Die Potentiale der Gesundheitswirtschaft im Rhein-Main Gebiet sind groß. Wohlhabende Bürger und florierende Unternehmen in der Pharmazie und der Medizintechnik tragen zum Wachstum dieser Branche bei. Innovationen durch Forschung auf den Gebieten der Gen-, Bio-, und Nanotechnologie und ein zunehmendes Gesundheitsbewusstsein, stimmen optimistisch. Wäre da nicht das Gesundheitswesen…

Das Bedürfnis des modernen Menschen nach Gesundheit ist groß. Und es wächst immer weiter. Die höhere Lebenserwartung und das steigende Gesundheitsbewusstsein, hat großen Einfluss auf die Nachfrage nach Dienstleistungen und Produkten in diesem Bereich.
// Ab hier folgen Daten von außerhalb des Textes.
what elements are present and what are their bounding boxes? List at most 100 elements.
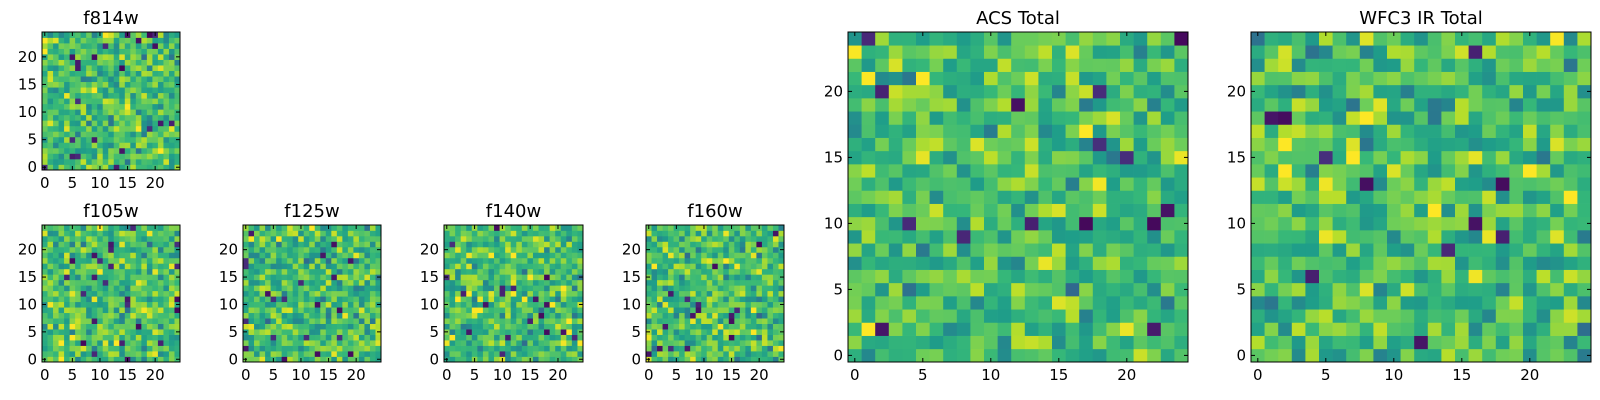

Eines ist sicher: die Ausgaben für gesundheitserhaltende und gesundheitsfördernde Maßnahmen werden weiter steigen.
Das Rhein-Main Gebiet hat gute Chancen davon zu profitieren, mehr als der bundesweite Durchschnitt. Aus einer 2006 von der Initiative „Gesundheitswirtschaft Rhein-Main“ in Auftrag gegebenen Studie geht hervor, dass der Gesundheitsmarkt in der Region bis 2020 eine Wertschöpfungssteigerung um 30 Prozent erfährt. Das sind rund fünf Prozent mehr als im restlichen Bundesgebiet.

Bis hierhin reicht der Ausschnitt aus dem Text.